Health

A neglected tragedy: 2 million stillbirths in 2019, flags report

A majority of stillbirths happened in sub-Saharan Africa

 
By Susan Chacko
Published: Tuesday 31 August 2021

An estimated two million babies were born still at 28 weeks or more of gestation in 2019. Out of 1,000 total births, at least 13.9 were born still. A majority of stillbirths occurred in sub-Saharan Africa and south Asia, according to a study published in The Lancet August 28, 2021. 

The progress in reducing stillbirths has been slower than improving child survival, the study stated.

India, Pakistan, Nigeria, the Democratic Republic of the Congo, China and Ethiopia accounted for nearly half of all stillbirths in the world, according to the report.

The researchers estimated stillbirth rates and their trends for 195 countries from 2000-2019 on the basis of the work of the United Nations Inter-agency Group for Child Mortality Estimation (UN IGME) and assessed progress over time.

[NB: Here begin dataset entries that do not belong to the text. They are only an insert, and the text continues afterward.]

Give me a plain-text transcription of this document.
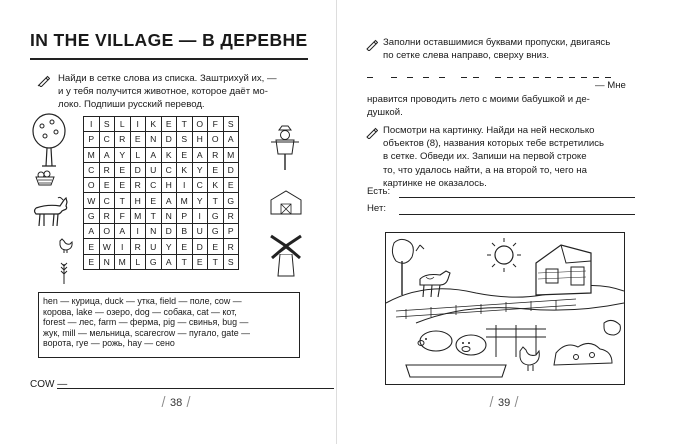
IN THE VILLAGE — В ДЕРЕВНЕ
Найди в сетке слова из списка. Заштрихуй их, —
и у тебя получится животное, которое даёт мо-
локо. Подпиши русский перевод.
I	S	L	I	K	E	T	O	F	S
P	C	R	E	N	D	S	H	O	A
M	A	Y	L	A	K	E	A	R	M
C	R	E	D	U	C	K	Y	E	D
O	E	E	R	C	H	I	C	K	E
W	C	T	H	E	A	M	Y	T	G
G	R	F	M	T	N	P	I	G	R
A	O	A	I	N	D	B	U	G	P
E	W	I	R	U	Y	E	D	E	R
E	N	M	L	G	A	T	E	T	S

hen — курица, duck — утка, field — поле, cow —

корова, lake — озеро, dog — собака, cat — кот,

forest — лес, farm — ферма, pig — свинья, bug —

жук, mill — мельница, scarecrow — пугало, gate —

ворота, rye — рожь, hay — сено

COW —
38
Заполни оставшимися буквами пропуски, двигаясь
по сетке слева направо, сверху вниз.
— Мне
нравится проводить лето с моими бабушкой и де-
душкой.
Посмотри на картинку. Найди на ней несколько
объектов (8), названия которых тебе встретились
в сетке. Обведи их. Запиши на первой строке
то, что удалось найти, а на второй то, чего на
картинке не оказалось.
Есть:
Нет:
39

Stillbirth rates in 2019 varied widely across regions: West and central Africa recorded 22.8 stillbirths per 1,000 total births; in western Europe, the figure was 2.9.

Eastern and southern Africa and south Asia had the second- and third-highest stillbirth rates in 2019.  

The global annual rate of reduction in stillbirth rate was estimated at 2.3 per cent from 2000-2019. This was lower than the 2.9 per cent annual rate of reduction in neonatal mortality rate (for neonates aged <28 days) and 4.3 per cent annual rate of reduction in mortality rate among children aged 1-59 months during the same period.

At least 114 countries have reported a decline in stillbirth since 2000: Four countries reported a 50 per cent decline; 28 a decline of 25-49.9 per cent; 50 reporting decrease of 10-24.9 per cent; and 32 recording decline of 10 per cent.  

Of the remaing 81 countries that reported no decline in stillbirth, 34 were in sub-Saharan Africa, 16 in east Asia and the Pacific and 15 in Latin America and the Caribbean.

The researchers created a dataset of 2,833 country-year datapoints from 171 countries relevant to stillbirth rates, including data from registration and health information systems, household-based surveys and population-based studies.

The world suffered a total of 48 million stillbirths in the past two decades, according to a report published in 2020 titled A neglected tragedy - The global burden of stillbirths. It added that if the current trends continue, an additional 20 million stillbirths would take place before 2030.

Closing gaps in data and improving data quality in the regions with the highest stillbirth rates would be a necessary first step crucial to reducing the number of stillbirths.

High quality stillbirth data are meagre in sub-Saharan Africa and south Asia; these regions accounted for only 17 per cent stillbirth data used in the model, while three-quarters of the estimated stillbirths in 2019 occurred in these regions.

The analysis of stillbirth data needs improvement, along with ramping healthcare for women and providing antenatal and intra-partum care services to them.